На операцию вместе с Пашей отправились Ткаченко и связной партизанского отряда по кличке Вольный.

— Нам, мужчинам, сподручнее, чем тебе, Паша, — сказал Ткаченко по дороге на железнодорожную станцию. —Ей-ей, обошлись бы без девушки. Не передумала? А? Дело не только серьезное, нужна сноровка и мужская сила.

— Вот, полюбуйтесь! — обиделась Паша. — Как вы «вдохновляете», Алексей Дмитриевич!..

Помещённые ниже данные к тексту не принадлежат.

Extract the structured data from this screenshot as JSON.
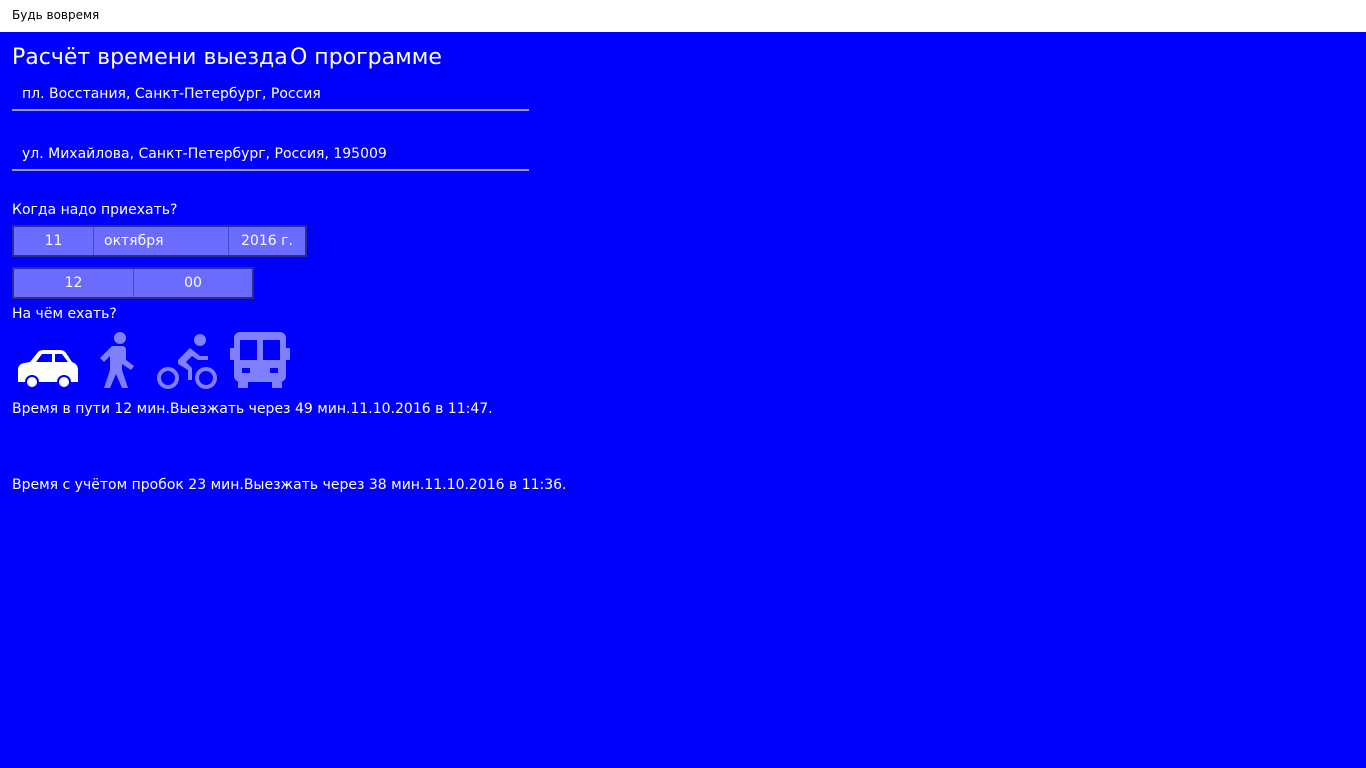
{
  "window": {
    "title": "Будь вовремя"
  },
  "nav": {
    "calc_tab": "Расчёт времени выезда",
    "about_tab": "О программе"
  },
  "route": {
    "from": "пл. Восстания, Санкт-Петербург, Россия",
    "to": "ул. Михайлова, Санкт-Петербург, Россия, 195009"
  },
  "arrival": {
    "label": "Когда надо приехать?",
    "day": "11",
    "month": "октября",
    "year": "2016 г.",
    "hour": "12",
    "minute": "00"
  },
  "transport": {
    "label": "На чём ехать?",
    "modes": [
      {
        "icon": "car-icon",
        "selected": true
      },
      {
        "icon": "walk-icon",
        "selected": false
      },
      {
        "icon": "bike-icon",
        "selected": false
      },
      {
        "icon": "bus-icon",
        "selected": false
      }
    ]
  },
  "results": {
    "travel": "Время в пути 12 мин.Выезжать через 49 мин.11.10.2016 в 11:47.",
    "traffic": "Время с учётом пробок 23 мин.Выезжать через 38 мин.11.10.2016 в 11:36."
  },
  "colors": {
    "background": "#0000FF",
    "selected_icon": "#FFFFFF",
    "unselected_icon": "#8080FF",
    "picker_bg": "#6B6BFF"
  }
}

В непроглядную ночь трое смельчаков направились в обход района складов. Шли осторожно, придерживались разработанного маршрута. Нелегко ориентироваться в темноте, но зоркие глаза Вольного нащупывали дорогу.

До крайнего склада оставалось не более пятидесяти метров. По расчетам, караул должен смениться через десять минут. Присели.

Таинственная ночная тишина. Каждый шорох отдавался грохотом. Казалось, все подстерегает, выдает, преследует. Раздались шаги. Пришла смена караульных. Теперь за дело! Алексей Дмитриевич исчез во мраке.

Долго тянулось время. Очень долго... Но вот он возвратился и шепотом скомандовал: «Назад! — Догадавшись о недоумении друзей, добавил: — Выйдем из зоны, объясню».

— Мы разведали неточно, — наконец заговорил Ткаченко. — Прилегающая к складам территория обнесена колючей проволокой в два или три ряда. Главные проходы освещены прожекторами. Охрана — усиленная. Безрассудно рисковать.

Настроение у всех испортилось. Столько затрачено энергии и времени на подготовку к операции — и вдруг все рухнуло!.. Предоставится ли еще возможность пробраться сюда? Когда?..

Весь следующий день Паша не находила себе места.

— Как же теперь? — беспокоилась она. — Ведь мы обязаны выполнить задание!

— Наш план несостоятелен. Если бы мы все погибли, нам его не осуществить, — уверенно заявил Ткаченко.

Паша решила кое-что выяснить у Герберта. У нее была недавно с ним откровенная беседа, которая вспомнилась в деталях. Герберт сказал, что может сделать для нее кое-что существенное. Он просил понять его правильно. Ему противны жестокость и бездушие гестаповцев. Он не может спокойно смотреть, как они издеваются над своими жертвами, с болью думает о страшных злодеяниях гитлеровцев.

Она тогда спросила:

— Почему же вы служите у фашистов?

— И в то же время помогаю вам! — ответил Герберт.

— Спасибо...

— Нет, благодарность мне не нужна. Я выполняю долг перед своей совестью.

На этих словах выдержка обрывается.